Teddy Roosevelt, our swashbuckling 26th U.S. President, is probably best-known for his love of the environment and post-presidential African hunting tours. But today, two of his lesser-known but lasting legacies -- antitrust law and ensuring that U.S. residents have access to safe medicines -- are about to intersect in ways he couldn't possibly have imagined.
Mention "antitrust" at a dinner party, and you'll likely be drinking alone soon. But every time you choose which product to buy based on price, delivery times or other factors, you are benefitting from antitrust principles that originated with Roosevelt's "trust-busting." As president, Roosevelt saw that corporate monopolists -- think Daddy Warbucks types -- could, once they controlled the market, set prices as high as they'd like, or even use their market leverage to deny the supply of the same products to competitors. The result: everyday citizens, deprived of choice, would (quite literally) pay the price.
Roosevelt also championed the fight against medical snake oil salesmen, urging Congress to pass the first federal Drug Safety Act -- the precursor to today's FDA and its regulatory structure. Today, thanks to Roosevelt's foresight, U.S. pharmacies set the global standard for prescription drug accessibility and safety.
But if you're on a regimen of prescription drugs, you already know how expensive prescription drugs can be -- and you may have found yourself comparing prices among pharmacies, looking for the cheapest deal, or trying to figure out which healthcare plan is least expensive for your needs. Here too, basic antitrust principles hold true: anti-monopolistic competition among America's diverse pharmacies and healthcare plans is a good thing, and serves to drive down prescription drug prices, making medicines more affordable -- and thus, available -- to millions nationwide.
But what would happen to this diversity, and to patients, if one company -- one pharmacy -- were to engage in monopolistic behavior?
That's the specter raised by a proposed merger of two behemoth pharmacy benefit management (PBM) mail-order companies, Express Scripts and Medco Health Solutions. PBMs are the "middlemen" between pharmacies, insurance companies and you, and heavily influence prescription medicine contract and reimbursement terms.
Some analysts estimate that the new entity would control 60 percent of the private sector mail order pharmacy market, and an estimated 30 percent of all prescription drug volume. (A well-settled principle of antitrust law is that you don't need 100 percent market share to engage in monopolistic behavior -- just a big enough chunk that, by throwing your weight around, you end up with an unfair advantage over legitimate competitors.)
That's what some fear would happen here: a super-PBM with unprecedented ability to dictate the terms of prescription drug prices and healthcare plans, potentially reducing the ability of Americans to choose a pharmacy that's affordable for them, and threatening the health of some Americans.
How might that happen? Both Express Scripts' and Medco's profitability relies heavily on their online pharmacy and mail order business -- but the merged company would also supply the local, community pharmacies that they already compete against. That could give the post-merger company the leverage to raise prices to the community pharmacies it supplies, while reducing the costs of their mail-order services. The result could lead to health care plans mandating use of the post-merger company's mail-order services instead of community pharmacies.

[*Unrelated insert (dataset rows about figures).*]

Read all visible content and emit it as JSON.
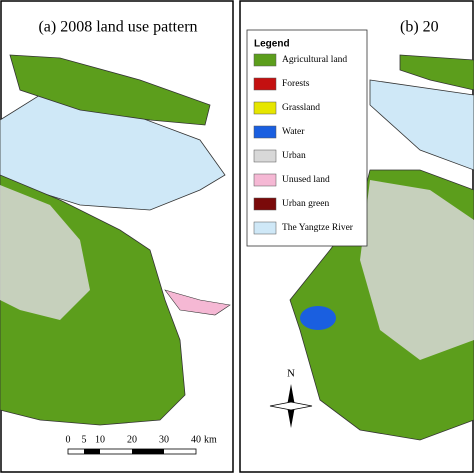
{
  "panels": [
    {
      "title": "(a) 2008 land use pattern"
    },
    {
      "title": "(b) 20"
    }
  ],
  "legend": {
    "title": "Legend",
    "items": [
      {
        "label": "Agricultural land",
        "color": "#5c9e1c"
      },
      {
        "label": "Forests",
        "color": "#c41010"
      },
      {
        "label": "Grassland",
        "color": "#e6e600"
      },
      {
        "label": "Water",
        "color": "#1a5fe0"
      },
      {
        "label": "Urban",
        "color": "#d8d8d8"
      },
      {
        "label": "Unused land",
        "color": "#f5b8d4"
      },
      {
        "label": "Urban green",
        "color": "#7a0a0a"
      },
      {
        "label": "The Yangtze River",
        "color": "#cfe8f7"
      }
    ]
  },
  "scale_bar": {
    "labels": [
      0,
      5,
      10,
      20,
      30,
      40
    ],
    "unit": "km"
  },
  "north_arrow": {
    "label": "N"
  }
}
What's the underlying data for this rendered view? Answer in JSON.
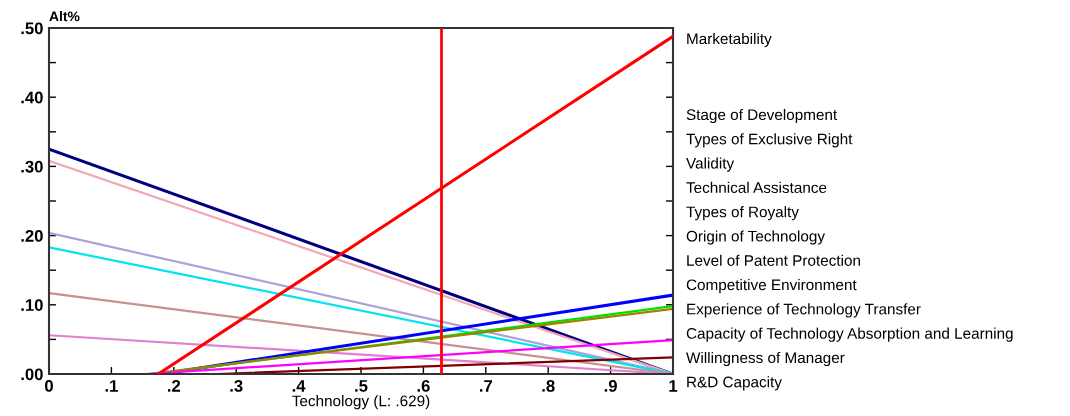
{
  "chart_data": {
    "type": "line",
    "xlabel": "Technology (L: .629)",
    "ylabel": "Alt%",
    "xlim": [
      0,
      1
    ],
    "ylim": [
      0,
      0.5
    ],
    "xticks": [
      {
        "value": 0,
        "label": "0"
      },
      {
        "value": 0.1,
        "label": ".1"
      },
      {
        "value": 0.2,
        "label": ".2"
      },
      {
        "value": 0.3,
        "label": ".3"
      },
      {
        "value": 0.4,
        "label": ".4"
      },
      {
        "value": 0.5,
        "label": ".5"
      },
      {
        "value": 0.6,
        "label": ".6"
      },
      {
        "value": 0.7,
        "label": ".7"
      },
      {
        "value": 0.8,
        "label": ".8"
      },
      {
        "value": 0.9,
        "label": ".9"
      },
      {
        "value": 1,
        "label": "1"
      }
    ],
    "yticks": [
      {
        "value": 0,
        "label": ".00"
      },
      {
        "value": 0.05,
        "label": null
      },
      {
        "value": 0.1,
        "label": ".10"
      },
      {
        "value": 0.15,
        "label": null
      },
      {
        "value": 0.2,
        "label": ".20"
      },
      {
        "value": 0.25,
        "label": null
      },
      {
        "value": 0.3,
        "label": ".30"
      },
      {
        "value": 0.35,
        "label": null
      },
      {
        "value": 0.4,
        "label": ".40"
      },
      {
        "value": 0.45,
        "label": null
      },
      {
        "value": 0.5,
        "label": ".50"
      }
    ],
    "grid": false,
    "legend": false,
    "marker": "none",
    "line_style": "solid",
    "series": [
      {
        "color": "#ff0000",
        "x": [
          0.175,
          1
        ],
        "values": [
          0,
          0.488
        ]
      },
      {
        "color": "#000080",
        "x": [
          0,
          1
        ],
        "values": [
          0.325,
          0
        ]
      },
      {
        "color": "#f4a6b4",
        "x": [
          0,
          1
        ],
        "values": [
          0.308,
          0
        ]
      },
      {
        "color": "#b0a0d8",
        "x": [
          0,
          1
        ],
        "values": [
          0.204,
          0
        ]
      },
      {
        "color": "#00e5ee",
        "x": [
          0,
          1
        ],
        "values": [
          0.183,
          0
        ]
      },
      {
        "color": "#c89090",
        "x": [
          0,
          1
        ],
        "values": [
          0.117,
          0
        ]
      },
      {
        "color": "#e080d0",
        "x": [
          0,
          1
        ],
        "values": [
          0.056,
          0
        ]
      },
      {
        "color": "#0000ff",
        "x": [
          0.18,
          1
        ],
        "values": [
          0,
          0.114
        ]
      },
      {
        "color": "#00e000",
        "x": [
          0.17,
          1
        ],
        "values": [
          0,
          0.098
        ]
      },
      {
        "color": "#a08000",
        "x": [
          0.16,
          1
        ],
        "values": [
          0,
          0.094
        ]
      },
      {
        "color": "#ff00ff",
        "x": [
          0.155,
          1
        ],
        "values": [
          0,
          0.049
        ]
      },
      {
        "color": "#800000",
        "x": [
          0.27,
          1
        ],
        "values": [
          0,
          0.024
        ]
      }
    ],
    "ref_lines": [
      {
        "axis": "x",
        "value": 0.629,
        "color": "#ff0000"
      }
    ],
    "annotations": [
      "Marketability",
      "Stage of Development",
      "Types of Exclusive Right",
      "Validity",
      "Technical Assistance",
      "Types of Royalty",
      "Origin of Technology",
      "Level of Patent Protection",
      "Competitive Environment",
      "Experience of Technology Transfer",
      "Capacity of Technology Absorption and Learning",
      "Willingness of Manager",
      "R&D Capacity"
    ]
  }
}
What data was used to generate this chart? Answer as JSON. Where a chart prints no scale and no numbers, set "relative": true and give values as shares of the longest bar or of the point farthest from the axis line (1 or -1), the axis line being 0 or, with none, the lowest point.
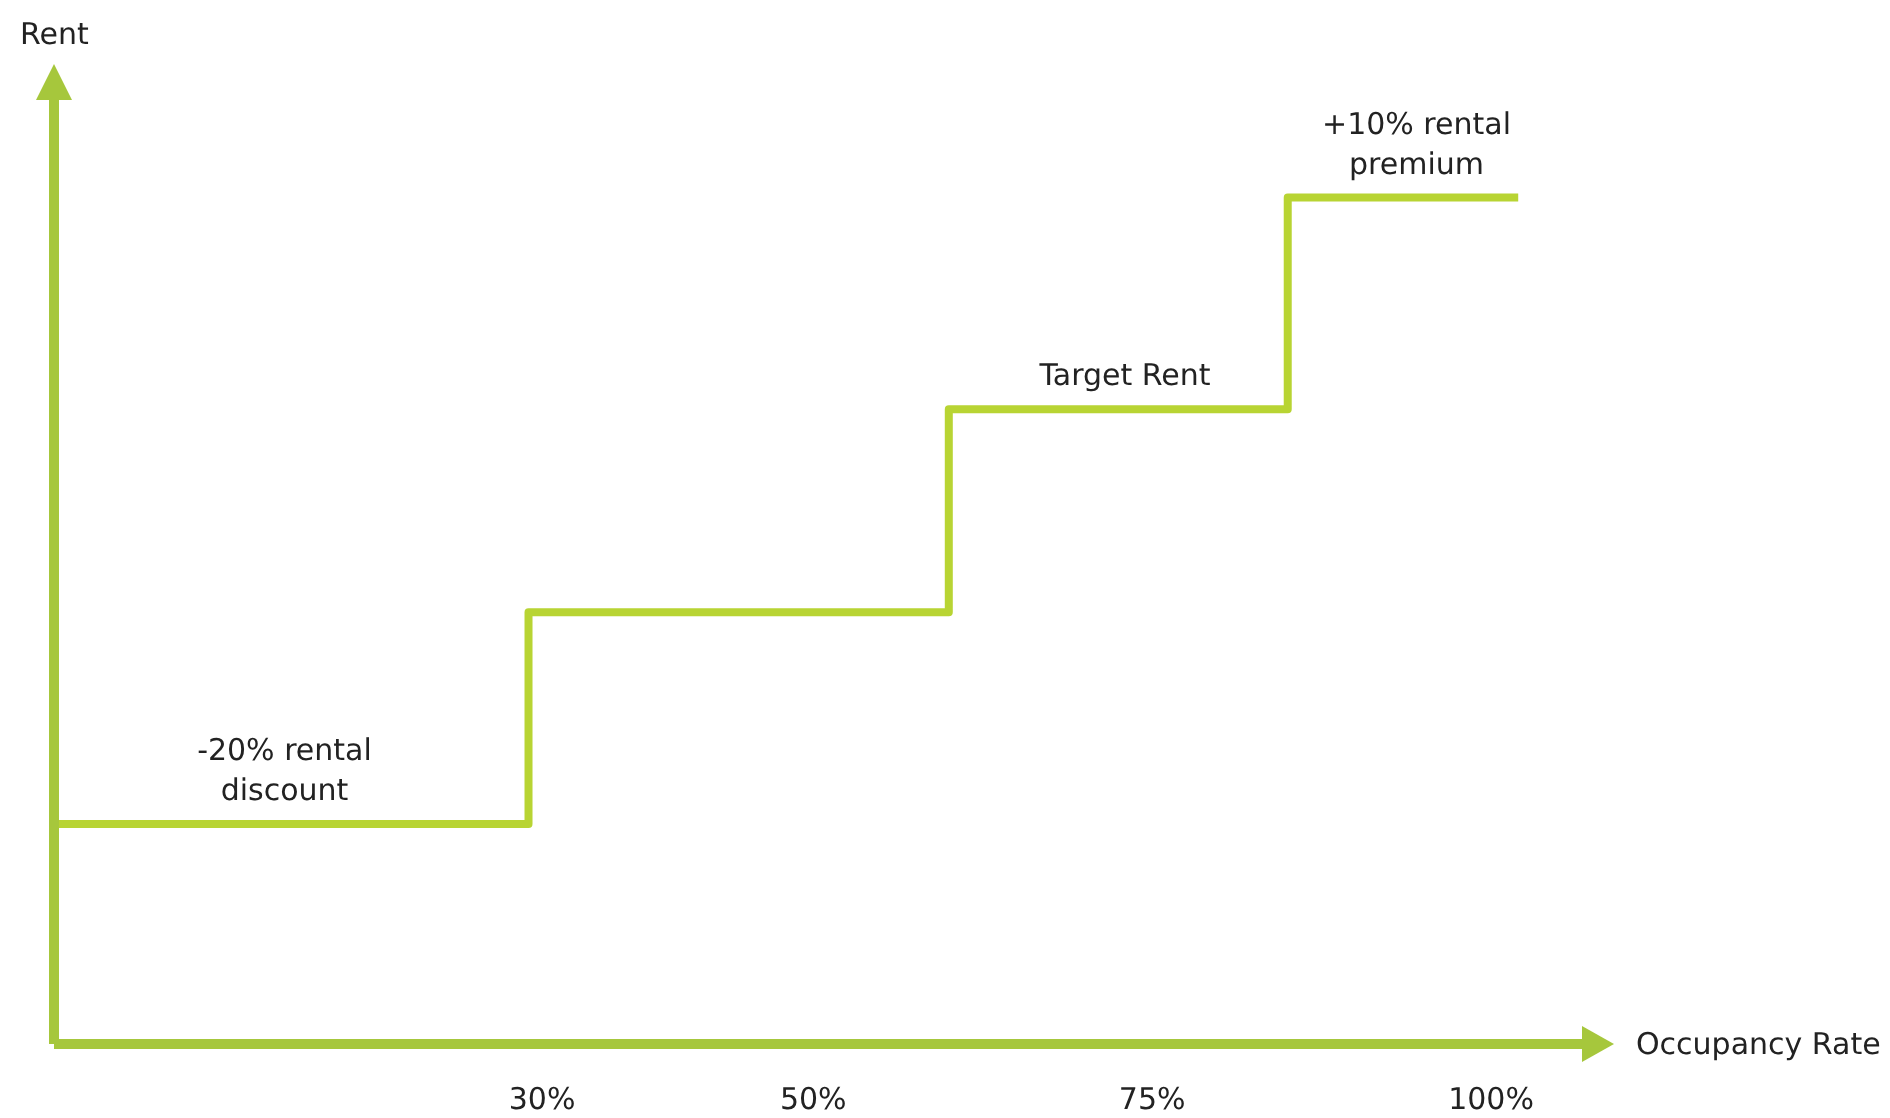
{
  "chart_data": {
    "type": "step",
    "xlabel": "Occupancy Rate",
    "ylabel": "Rent",
    "relative": true,
    "x": [
      -6,
      29,
      60,
      85,
      102
    ],
    "series": [
      {
        "color": "#b8d433",
        "values": [
          0.26,
          0.51,
          0.75,
          1,
          1
        ]
      }
    ],
    "xlim": [
      -6,
      107
    ],
    "xticks": [
      {
        "value": 30,
        "label": "30%"
      },
      {
        "value": 50,
        "label": "50%"
      },
      {
        "value": 75,
        "label": "75%"
      },
      {
        "value": 100,
        "label": "100%"
      }
    ],
    "annotations": [
      {
        "text": "-20% rental\ndiscount",
        "x": 11,
        "y": 0.26
      },
      {
        "text": "Target Rent",
        "x": 73,
        "y": 0.75
      },
      {
        "text": "+10% rental\npremium",
        "x": 94.5,
        "y": 1
      }
    ]
  }
}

That's not to say that mail order pharmacies aren't a great solution for some people -- but that's precisely the point of antitrust laws: it denies people a choice due to artificial price constraints. And, it's critical to understand that mail-order pharmacies aren't right for everyone: the adolescent with type-two diabetes or senior with high blood pressure who benefits from continuing consults, in person, with a pharmacist who they know and trust may be better served by a community pharmacy.
Teddy Roosevelt, who famously said "speak softly but carry a big stick," reserved his heaviest clubs for the corporate interests who sought unfair advantages in the marketplace at the expense of everyday citizens. The Federal Trade Commission would be wise to keep that history in mind as they review the proposed merger and its potential effects on prescription drug prices.